Missed Market Opportunity
There are about 2.4 million U.S. adults with epilepsy in the United States. Of those, 1.5 million have focal seizures. That means that 62% of epilepsy patients have focal seizures. The global epilepsy market is expected to reach $5.47 billion by 2024. Assuming the trial was successful and capturing 62% of the focal seizure market that would be a $3.3 billion market opportunity. In any case, the trial failing means a missed opportunity.
There is one big risk in shorting Zynerba's stock. The next set of results may come out positive. In that case, the stock could reach close to $15 to $20 per share. However, on poor results the stock could crater to $3 per share or lower. Although, considering that ZYN002 didn't even post positive results in any of the endpoints (neither primary endpoint nor secondary endpoints) in the STAR 1 study, I don't believe it will achieve success in these other indications.
According to the 10-Q SEC filing, Zynerba Pharmaceuticals has around $70 million in cash as of the period ending June 30, 2017. The company burns on average around $7.6 million each quarter, which means that there won't likely be any dilution in the near-term. That doesn't mean that the company won't have to dilute eventually. The company expects cash runway up until 2019, which means that investors should expect dilution at least 6 months out before then.

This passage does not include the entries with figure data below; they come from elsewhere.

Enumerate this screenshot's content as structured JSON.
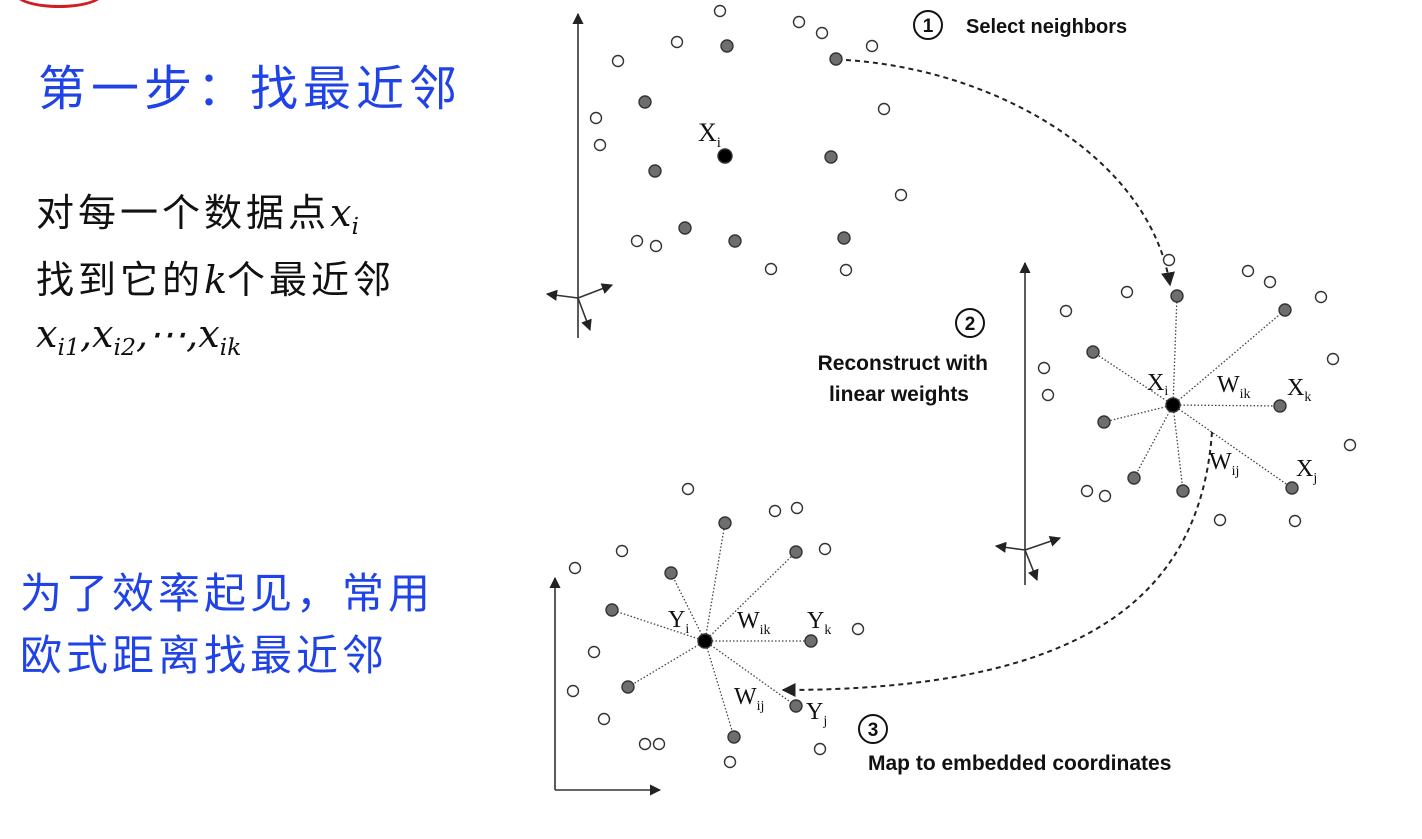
{
  "slide": {
    "title": "第一步：找最近邻",
    "desc_line1_prefix": "对每一个数据点",
    "desc_line2_a": "找到它的",
    "desc_line2_b": "个最近邻",
    "var_x": "x",
    "var_k": "k",
    "sub_i": "i",
    "sub_i1": "i1",
    "sub_i2": "i2",
    "sub_ik": "ik",
    "comma": ",",
    "ellipsis": "⋯",
    "note_line1": "为了效率起见，常用",
    "note_line2": "欧式距离找最近邻"
  },
  "diagram": {
    "step1": {
      "number": "1",
      "label": "Select neighbors",
      "xi": "X",
      "xi_sub": "i"
    },
    "step2": {
      "number": "2",
      "label_line1": "Reconstruct with",
      "label_line2": "linear weights",
      "xi": "X",
      "xi_sub": "i",
      "wik": "W",
      "wik_sub": "ik",
      "xk": "X",
      "xk_sub": "k",
      "wij": "W",
      "wij_sub": "ij",
      "xj": "X",
      "xj_sub": "j"
    },
    "step3": {
      "number": "3",
      "label": "Map to embedded coordinates",
      "yi": "Y",
      "yi_sub": "i",
      "wik": "W",
      "wik_sub": "ik",
      "yk": "Y",
      "yk_sub": "k",
      "wij": "W",
      "wij_sub": "ij",
      "yj": "Y",
      "yj_sub": "j"
    },
    "colors": {
      "accent_blue": "#1f43e6",
      "neighbor_fill": "#6e6e6e",
      "center_fill": "#000000",
      "other_fill": "#ffffff",
      "stroke": "#333333"
    }
  }
}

The phase 2 results paint a bearish outlook for the company's technology as a whole. GW Pharmaceuticals, which also uses cannabinoids as part of its technology posted positive results in patients with epilepsy making it a tough competitor. There is a small possibility that Zynerba could achieved a positive readout, but highly unlikely. In my opinion, I feel that the phase 2 data provided by Zynerba provides a great short opportunity.
Disclosure: I/we have no positions in any stocks mentioned, and no plans to initiate any positions within the next 72 hours. I wrote this article myself, and it expresses my own opinions. I am not receiving compensation for it (other than from Seeking Alpha). I have no business relationship with any company whose stock is mentioned in this article.